In a recent experiment dogs were said to have displayed jealousy when their owner paid attention to a stuffed dog that could be made to bark and wag its tail. It was based on an experiment with pre-verbal children who likewise were said to become jealous when their parent attended to and lavished over a doll. So is the dog’s response an evolutionary precursor to jealousy as we see it in humans? Yes. Does the brand of jealousy that an adult human experiences differ in kind from these two examples? Yes.
Lee Charles Kelley has written a very good treatment of this experiment, focusing on the writings of Darwin around the notion of continuity in evolution, which many interpreters of this experiment such as Drs. Bekoff and Coren have cited in support of their positions that dogs can indeed feel jealous.
There’s little need to add to Lee’s argument other than for purposes of going on the record and to point out that such experiments generally demonstrate the opposite of what they are interpreted to mean by the mainstream.
What’s really being evidenced is the overpowering and subconscious effect that physical memories exert on feelings, something humans begin to gain a considerable distance from as we gain language, and to such an extent that our verbal minds differ in kind rather than by degree from animals in this regards.
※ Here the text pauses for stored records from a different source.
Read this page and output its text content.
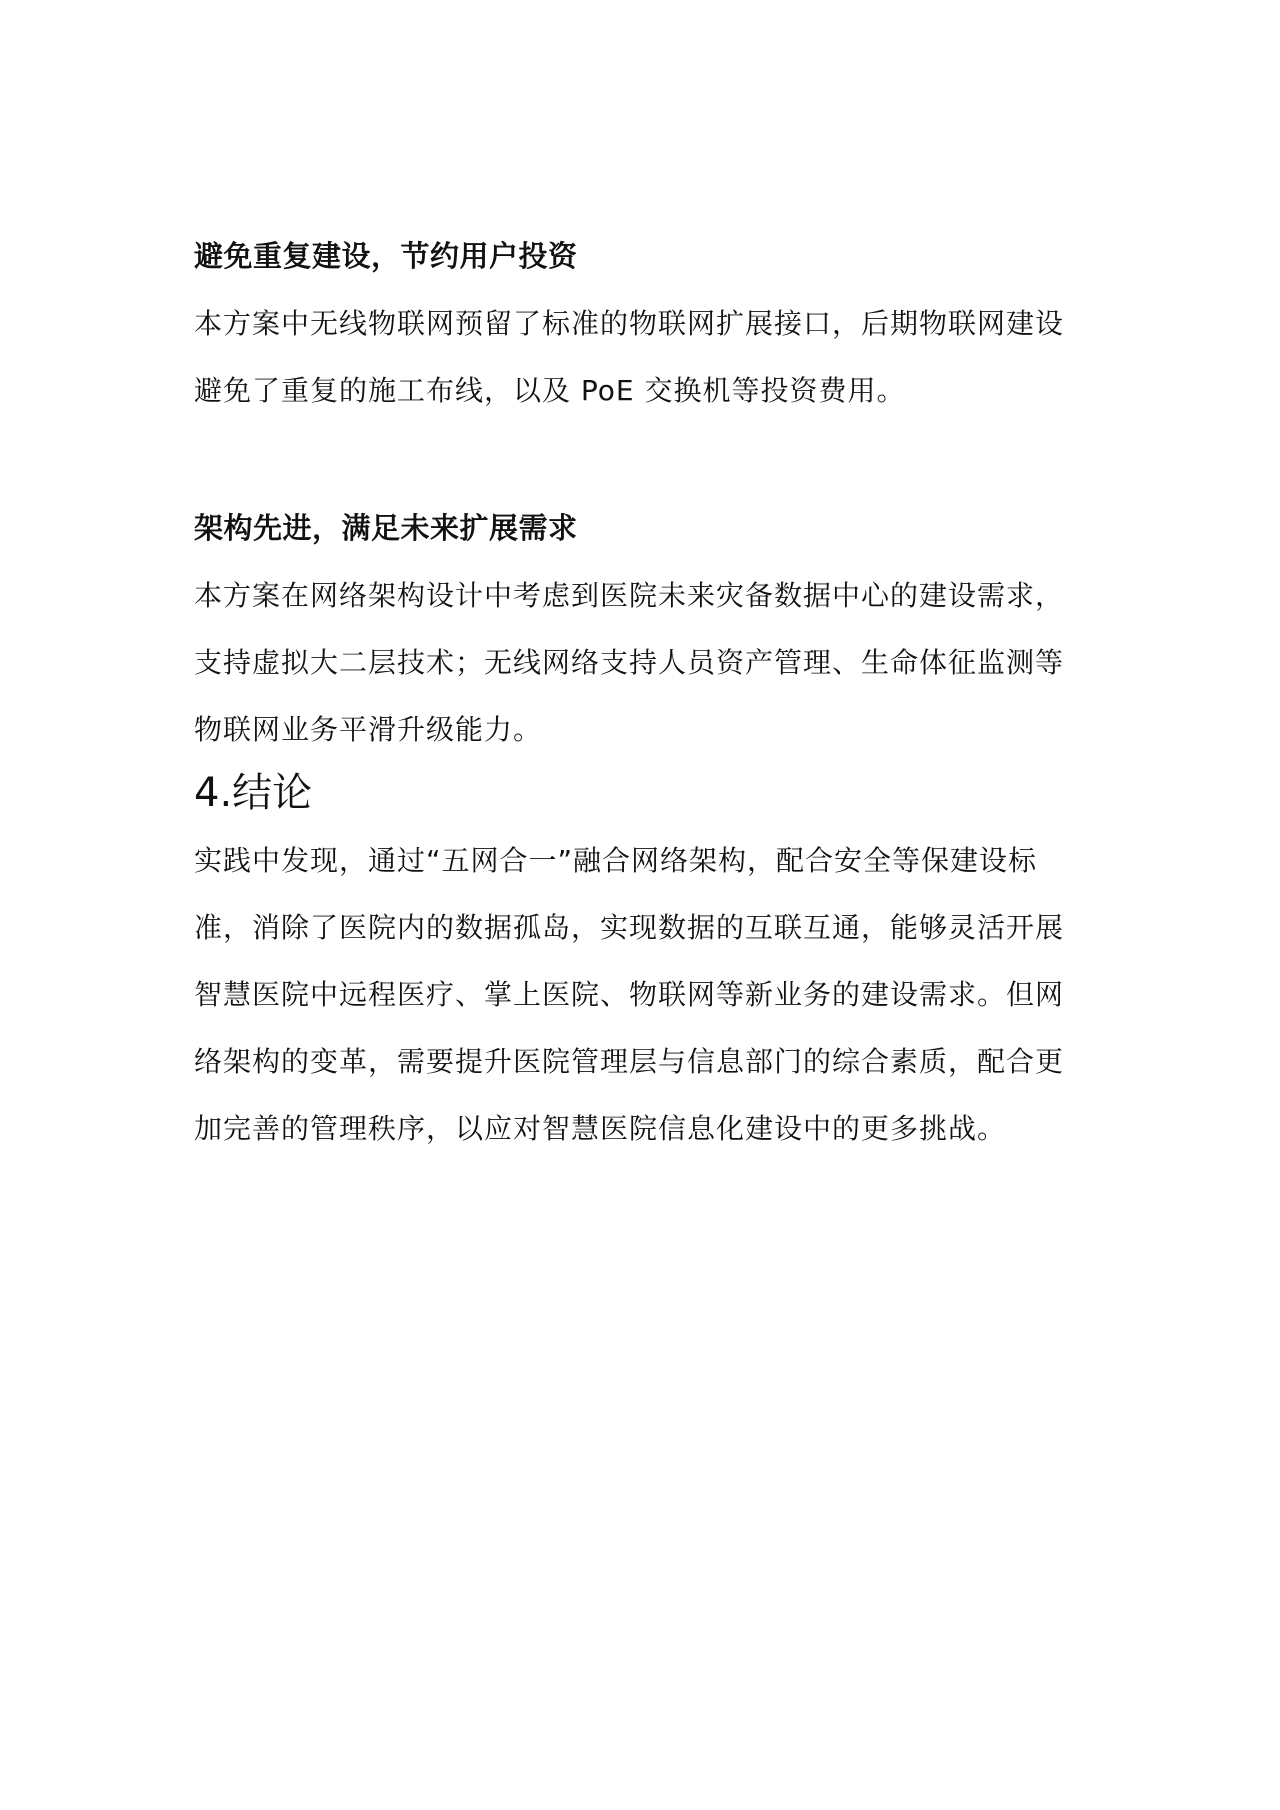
避免重复建设，节约用户投资

本方案中无线物联网预留了标准的物联网扩展接口，后期物联网建设
避免了重复的施工布线，以及 PoE 交换机等投资费用。

架构先进，满足未来扩展需求

本方案在网络架构设计中考虑到医院未来灾备数据中心的建设需求，
支持虚拟大二层技术；无线网络支持人员资产管理、生命体征监测等
物联网业务平滑升级能力。

4.结论

实践中发现，通过“五网合一”融合网络架构，配合安全等保建设标
准，消除了医院内的数据孤岛，实现数据的互联互通，能够灵活开展
智慧医院中远程医疗、掌上医院、物联网等新业务的建设需求。但网
络架构的变革，需要提升医院管理层与信息部门的综合素质，配合更
加完善的管理秩序，以应对智慧医院信息化建设中的更多挑战。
Were we to substitute a person for either a dog, or the prelinguistic child, in either experiment, the distinction between true human jealousy and its evolutionary antecedent becomes clear. If for example our Significant Other walked about the house fondling, schmoozing and embracing a stuffed paramour of our sexual persuasion, one would not become jealous; one would become disturbed. This is because in conjunction with a capacity to experience jealousy, which requires a thought (i.e. the capacity to compare one moment or point of view with another), one would also be able to recognize that object of our partner’s affections was a stuffed dummy. One wouldn’t feel jealous, one would fear that one’s partner had gone crazy. If someone is capable of experiencing jealousy (an interruption of flow associated with a thought of causation) then one is simultaneously capable of discriminating between inanimate and animate forms. For example, humans play catch with a ball and we derive great pleasure from it, probably through the same emotional/motor responses that motivate dogs to chase a ball with the intensity akin to taking out a rabbit. But no matter how much we may love to play catch, we never go on to think that the ball is an actual prey animal and then have to resist the compulsion to dismember and swallow its fragments like many a ball crazy dog has to be trained not to do. Our playing with a ball differs in kind from a dog’s play with a ball.
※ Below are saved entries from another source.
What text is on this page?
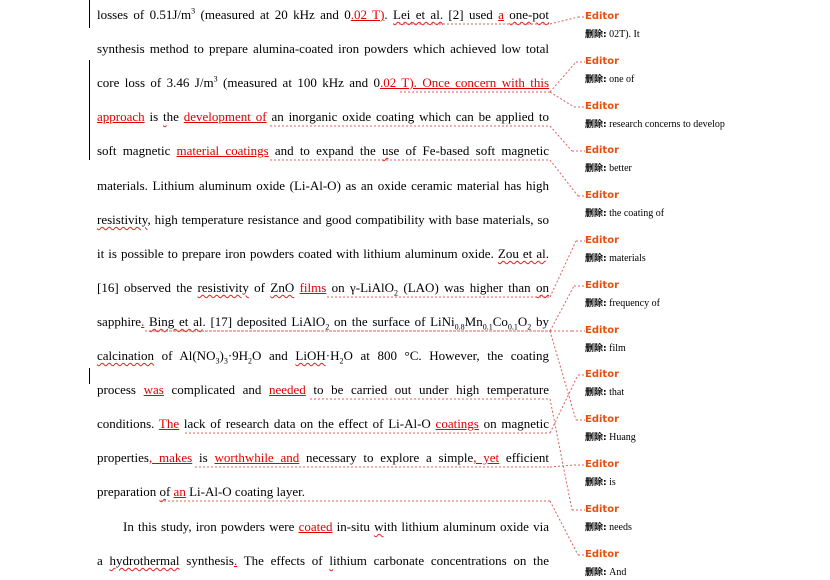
losses of $0.51J/m^3$ (measured at 20 kHz and 0.02 T). Lei et al. [2] used a one-pot
synthesis method to prepare alumina-coated iron powders which achieved low total
core loss of 3.46 $J/m^3$ (measured at 100 kHz and 0.02 T). Once concern with this
approach is the development of an inorganic oxide coating which can be applied to
soft magnetic material coatings and to expand the use of Fe-based soft magnetic
materials. Lithium aluminum oxide (Li-Al-O) as an oxide ceramic material has high
resistivity, high temperature resistance and good compatibility with base materials, so
it is possible to prepare iron powders coated with lithium aluminum oxide. Zou et al.
[16] observed the resistivity of ZnO films on γ-LiAlO$_2$ (LAO) was higher than on
sapphire. Bing et al. [17] deposited LiAlO$_2$ on the surface of $LiNi_{0.8}Mn_{0.1}Co_{0.1}O_2$ by
calcination of $Al(NO_3)_3\cdot 9H_2O$ and $LiOH\cdot H_2O$ at 800 °C. However, the coating
process was complicated and needed to be carried out under high temperature
conditions. The lack of research data on the effect of Li-Al-O coatings on magnetic
properties, makes is worthwhile and necessary to explore a simple, yet efficient
preparation of an Li-Al-O coating layer.
In this study, iron powders were coated in-situ with lithium aluminum oxide via
a hydrothermal synthesis. The effects of lithium carbonate concentrations on the
Editor
删除: 02T). It
Editor
删除: one of
Editor
删除: research concerns to develop
Editor
删除: better
Editor
删除: the coating of
Editor
删除: materials
Editor
删除: frequency of
Editor
删除: film
Editor
删除: that
Editor
删除: Huang
Editor
删除: is
Editor
删除: needs
Editor
删除: And
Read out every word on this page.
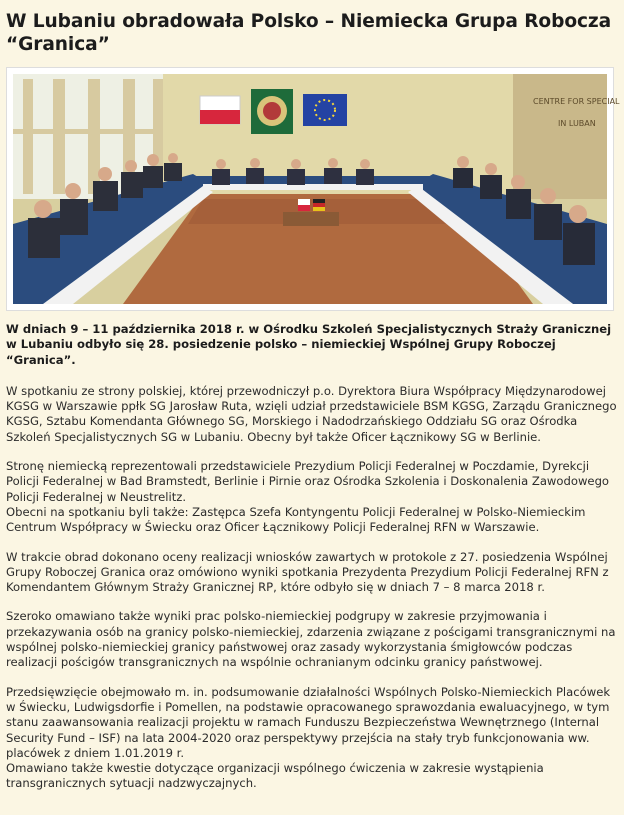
W Lubaniu obradowała Polsko – Niemiecka Grupa Robocza “Granica”
CENTRE FOR SPECIAL
IN LUBAN

W dniach 9 – 11 października 2018 r. w Ośrodku Szkoleń Specjalistycznych Straży Granicznej w Lubaniu odbyło się 28. posiedzenie polsko – niemieckiej Wspólnej Grupy Roboczej “Granica”.

W spotkaniu ze strony polskiej, której przewodniczył p.o. Dyrektora Biura Współpracy Międzynarodowej KGSG w Warszawie ppłk SG Jarosław Ruta, wzięli udział przedstawiciele BSM KGSG, Zarządu Granicznego KGSG, Sztabu Komendanta Głównego SG, Morskiego i Nadodrzańskiego Oddziału SG oraz Ośrodka Szkoleń Specjalistycznych SG w Lubaniu. Obecny był także Oficer Łącznikowy SG w Berlinie.

Stronę niemiecką reprezentowali przedstawiciele Prezydium Policji Federalnej w Poczdamie, Dyrekcji Policji Federalnej w Bad Bramstedt, Berlinie i Pirnie oraz Ośrodka Szkolenia i Doskonalenia Zawodowego Policji Federalnej w Neustrelitz.
Obecni na spotkaniu byli także: Zastępca Szefa Kontyngentu Policji Federalnej w Polsko-Niemieckim Centrum Współpracy w Świecku oraz Oficer Łącznikowy Policji Federalnej RFN w Warszawie.

W trakcie obrad dokonano oceny realizacji wniosków zawartych w protokole z 27. posiedzenia Wspólnej Grupy Roboczej Granica oraz omówiono wyniki spotkania Prezydenta Prezydium Policji Federalnej RFN z Komendantem Głównym Straży Granicznej RP, które odbyło się w dniach 7 – 8 marca 2018 r.

Szeroko omawiano także wyniki prac polsko-niemieckiej podgrupy w zakresie przyjmowania i przekazywania osób na granicy polsko-niemieckiej, zdarzenia związane z pościgami transgranicznymi na wspólnej polsko-niemieckiej granicy państwowej oraz zasady wykorzystania śmigłowców podczas realizacji pościgów transgranicznych na wspólnie ochranianym odcinku granicy państwowej.

Przedsięwzięcie obejmowało m. in. podsumowanie działalności Wspólnych Polsko-Niemieckich Placówek w Świecku, Ludwigsdorfie i Pomellen, na podstawie opracowanego sprawozdania ewaluacyjnego, w tym stanu zaawansowania realizacji projektu w ramach Funduszu Bezpieczeństwa Wewnętrznego (Internal Security Fund – ISF) na lata 2004-2020 oraz perspektywy przejścia na stały tryb funkcjonowania ww. placówek z dniem 1.01.2019 r.
Omawiano także kwestie dotyczące organizacji wspólnego ćwiczenia w zakresie wystąpienia transgranicznych sytuacji nadzwyczajnych.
As Bekoff says a number of anecdotes equal data. I’ve known thousands of so-called jealous dogs in my life and one of the first things that struck me in the beginning of my career was how site-specific the instances of aggression were. Two dogs that would kill over an owner’s attention in the kitchen, could frolic with abandon when out in the yard as if nothing had just happened even when blood had been drawn. (In fact the vast majority of instances of “jealousy” between dogs happen in compressed spaces.) But we see that when people become jealous, they are jealous wherever they are, they carry it around with them from place to place and from moment to moment. That’s what the conceptualizing intellect does and so context isn’t the defining feature of adult human jealousy. So what is here being labeled as jealousy is in fact insecurity. The dog is fearful that it’s connection to its owner is broken and this is because most owners use their attention as a vehicle for their affection and dogs aren’t wired that way. When sensing a disconnect, a dog relives negative memories from its emotional past and then acts to turn these off. Very young children can fall through the same crack, getting the imprint from their parents that being the center of attention is the metric of connection.